Two steps backWith Covid cases steadily rising, this is just about the worst time to cut the country’s health budget.
A famous and controversial Russian ideologue named Vladimir Lenin, idolised by many Nepali leaders of the left, including current Prime Minister Pushpa Kamal Dahal, is known to have said that it is sometimes necessary to take one step backwards to take two steps forward. Lenin also wrote a book titled One Step Forward, Two Steps Back on the crisis in the Russian Social Democratic Labour Party at the time. While these phrases have deep ideological meanings and political contexts, leaders on this side of the world seem to take them at face value and practise what they should not: Move backwards rather than forward. So trust Nepali political and bureaucratic honchos to find every way possible to take the country backwards at the slightest opportunity. What else explains the impending cuts in the health budget for the upcoming fiscal year (2023-24)?
As per sources at the Health Ministry, the government plans to cut the health budget by up to 42 percent. If this plan materialises, it will impede the effective implementation of many of the ministry’s programmes, including, but not limited to, maternal health, routine child health immunisation, nutrition, HIV, tuberculosis, ayurveda and alternative medicines, epidemic control, and control of non-communicable diseases and mental health. The massive slashing of the budget will be a coup de grace for the already ailing health sector that every year sees localised health emergencies such as dengue, cholera and diarrhoea, in addition to other outbreaks. The dengue crisis last year exemplified the government’s inability to prepare for a health emergency; it might be repeated this time due to its inability to learn from that bitter experience.

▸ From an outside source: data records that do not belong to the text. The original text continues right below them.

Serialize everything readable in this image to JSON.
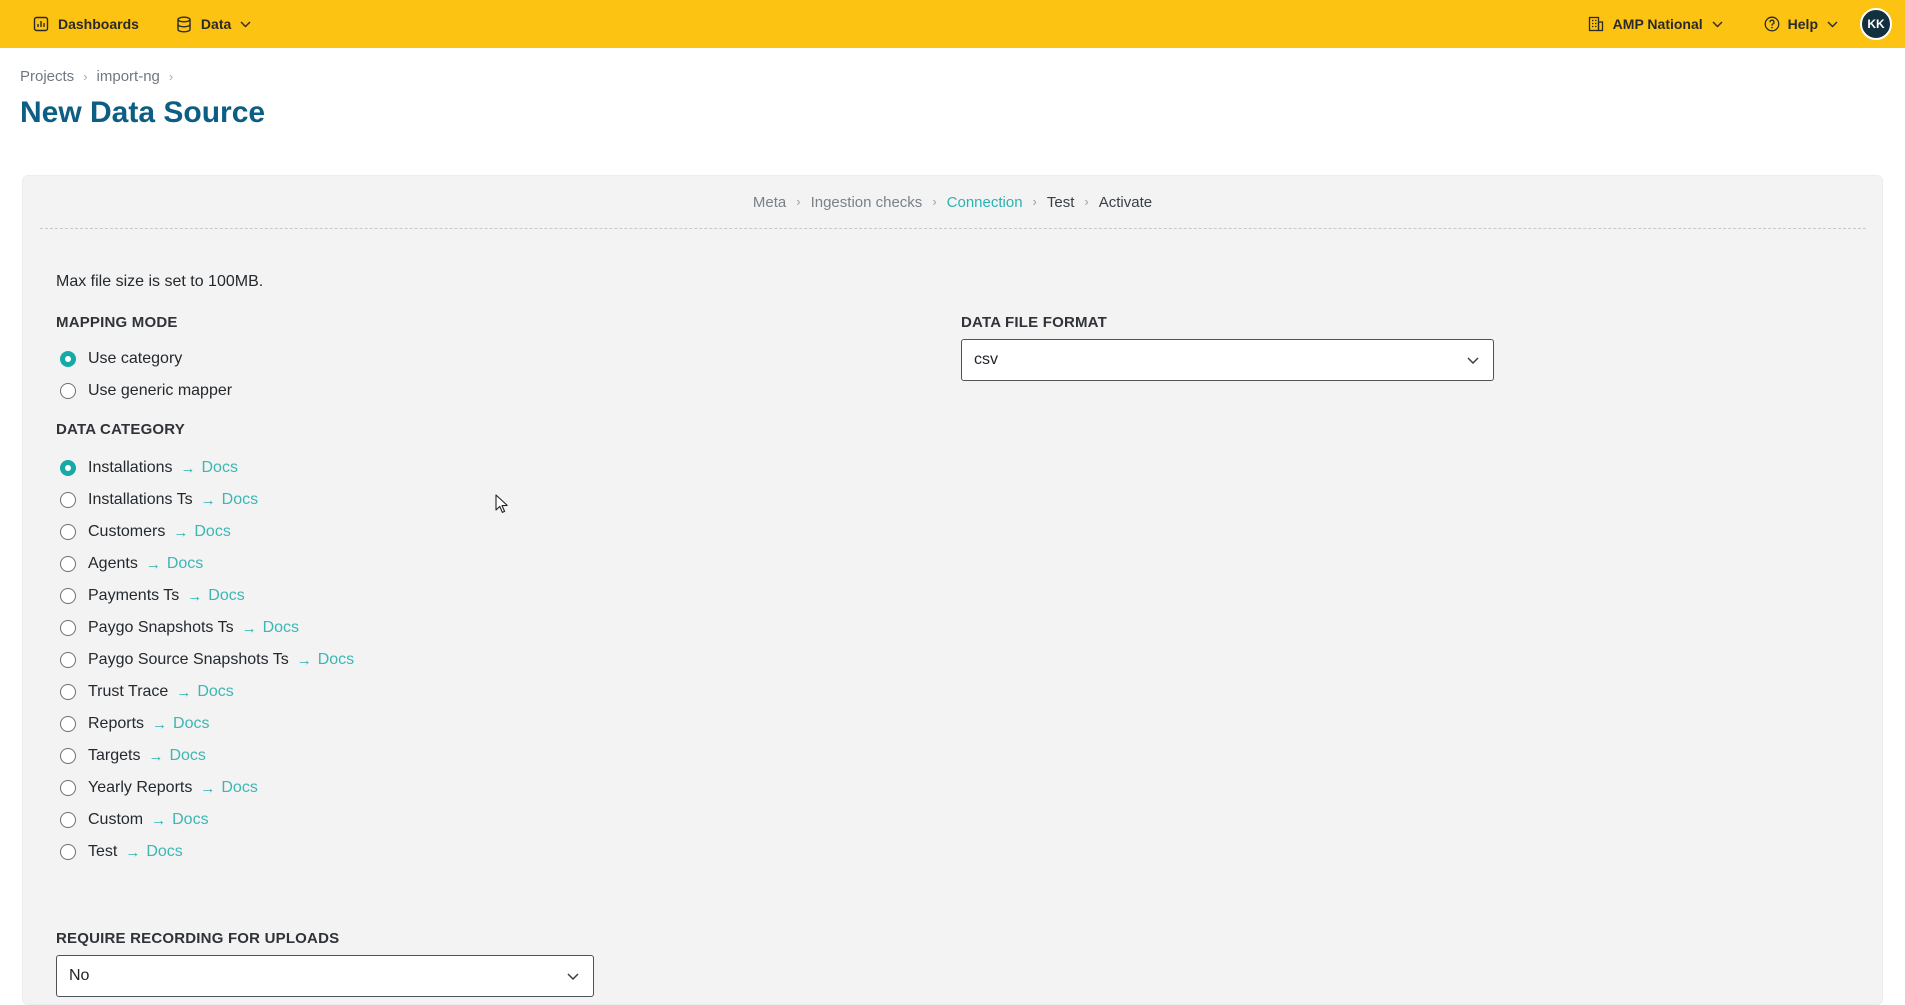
{
  "topbar": {
    "dashboards_label": "Dashboards",
    "data_label": "Data",
    "org_label": "AMP National",
    "help_label": "Help",
    "avatar_initials": "KK",
    "bg_color": "#fcc313"
  },
  "breadcrumb": {
    "items": [
      "Projects",
      "import-ng"
    ]
  },
  "page_title": "New Data Source",
  "stepper": {
    "steps": [
      "Meta",
      "Ingestion checks",
      "Connection",
      "Test",
      "Activate"
    ],
    "active_step": "Connection"
  },
  "form": {
    "max_file_note": "Max file size is set to 100MB.",
    "mapping_mode": {
      "label": "MAPPING MODE",
      "options": [
        "Use category",
        "Use generic mapper"
      ],
      "selected": "Use category"
    },
    "data_category": {
      "label": "DATA CATEGORY",
      "docs_arrow": "→",
      "docs_label": "Docs",
      "options": [
        "Installations",
        "Installations Ts",
        "Customers",
        "Agents",
        "Payments Ts",
        "Paygo Snapshots Ts",
        "Paygo Source Snapshots Ts",
        "Trust Trace",
        "Reports",
        "Targets",
        "Yearly Reports",
        "Custom",
        "Test"
      ],
      "selected": "Installations"
    },
    "data_file_format": {
      "label": "DATA FILE FORMAT",
      "value": "csv"
    },
    "require_recording": {
      "label": "REQUIRE RECORDING FOR UPLOADS",
      "value": "No"
    }
  },
  "colors": {
    "accent": "#16a9a5",
    "title": "#0d5e85"
  }
}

And if the officials at the Finance Ministry, the authority responsible for budget allocation, haven’t had the time to read the papers as they rush to finalise the budget, the Covid-19 pandemic is again cresting as transmission rates rise. A whopping 106 persons have contracted Covid-19, and one patient has died of virus-related complications in the past 24 hours in the country, in what is a clear sign of an impending health crisis. In fact, the numbers might be much higher, as many patients are known to stay home without getting any tests done unless they feel compelled, for example by acute respiratory complications. This makes doctors suspect that the virus is spreading rapidly in communities. At this delicate juncture, the government should be thinking of increasing the health budget, not trimming it. After all, what can be more important than people’s health?

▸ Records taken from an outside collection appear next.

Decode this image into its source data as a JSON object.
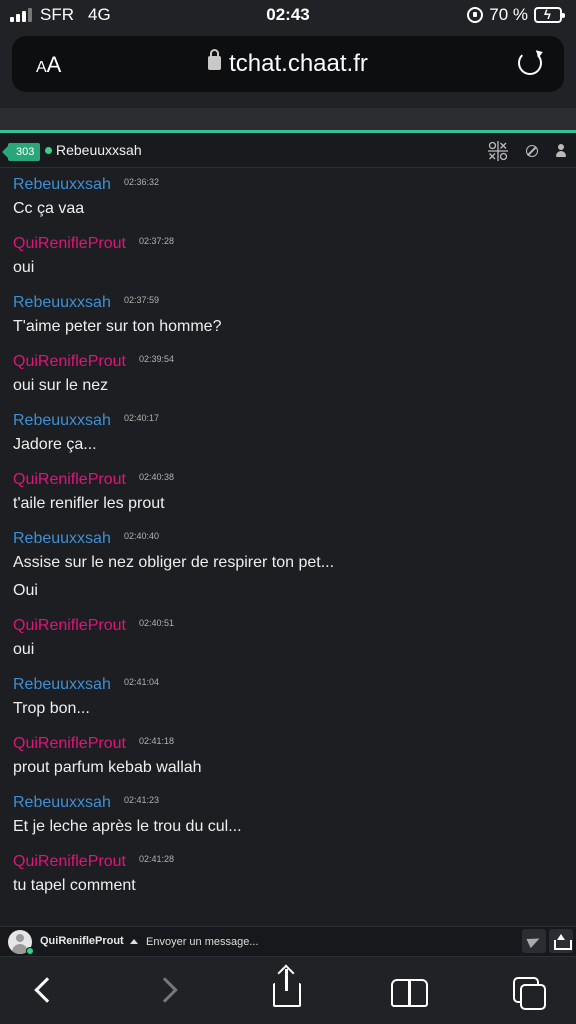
{
  "status_bar": {
    "carrier": "SFR",
    "network": "4G",
    "time": "02:43",
    "battery": "70 %",
    "battery_level": 0.7,
    "colors": {
      "battery_fill": "#f2c230"
    }
  },
  "address_bar": {
    "text_size_label": "AA",
    "url": "tchat.chaat.fr",
    "icons": [
      "lock-icon",
      "reload-icon"
    ]
  },
  "chat_header": {
    "user_count": "303",
    "username": "Rebeuuxxsah",
    "icons": [
      "tictactoe-icon",
      "ban-icon",
      "person-icon"
    ],
    "colors": {
      "accent": "#35c19a",
      "badge": "#2aa779",
      "online": "#35d08a"
    }
  },
  "messages": [
    {
      "author": "Rebeuuxxsah",
      "time": "02:36:32",
      "lines": [
        "Cc ça vaa"
      ],
      "color": "#3d8fd6"
    },
    {
      "author": "QuiRenifleProut",
      "time": "02:37:28",
      "lines": [
        "oui"
      ],
      "color": "#e0147a"
    },
    {
      "author": "Rebeuuxxsah",
      "time": "02:37:59",
      "lines": [
        "T'aime peter sur ton homme?"
      ],
      "color": "#3d8fd6"
    },
    {
      "author": "QuiRenifleProut",
      "time": "02:39:54",
      "lines": [
        "oui sur le nez"
      ],
      "color": "#e0147a"
    },
    {
      "author": "Rebeuuxxsah",
      "time": "02:40:17",
      "lines": [
        "Jadore ça..."
      ],
      "color": "#3d8fd6"
    },
    {
      "author": "QuiRenifleProut",
      "time": "02:40:38",
      "lines": [
        "t'aile renifler les prout"
      ],
      "color": "#e0147a"
    },
    {
      "author": "Rebeuuxxsah",
      "time": "02:40:40",
      "lines": [
        "Assise sur le nez obliger de respirer ton pet...",
        "Oui"
      ],
      "color": "#3d8fd6"
    },
    {
      "author": "QuiRenifleProut",
      "time": "02:40:51",
      "lines": [
        "oui"
      ],
      "color": "#e0147a"
    },
    {
      "author": "Rebeuuxxsah",
      "time": "02:41:04",
      "lines": [
        "Trop bon..."
      ],
      "color": "#3d8fd6"
    },
    {
      "author": "QuiRenifleProut",
      "time": "02:41:18",
      "lines": [
        "prout parfum kebab wallah"
      ],
      "color": "#e0147a"
    },
    {
      "author": "Rebeuuxxsah",
      "time": "02:41:23",
      "lines": [
        "Et je leche après le trou du cul..."
      ],
      "color": "#3d8fd6"
    },
    {
      "author": "QuiRenifleProut",
      "time": "02:41:28",
      "lines": [
        "tu tapel comment"
      ],
      "color": "#e0147a"
    }
  ],
  "composer": {
    "username": "QuiRenifleProut",
    "placeholder": "Envoyer un message...",
    "value": "",
    "icons": [
      "avatar",
      "caret-up-icon",
      "send-icon",
      "upload-icon"
    ]
  },
  "toolbar": {
    "icons": [
      "back-icon",
      "forward-icon",
      "share-icon",
      "bookmarks-icon",
      "tabs-icon"
    ]
  }
}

The long lull in Covid-19 cases after the major spike early last year has resulted in massive shutdowns of Covid centres, layoffs of staff hired for inoculation, and a casual approach among health sector stakeholders. The proposed budget cuts will not just add to their leniency but also render them helpless even if they want to act in case of a spike in case number. The government should find ways to ensure that we do not go backwards and undo years, even decades, of efforts to improve healthcare.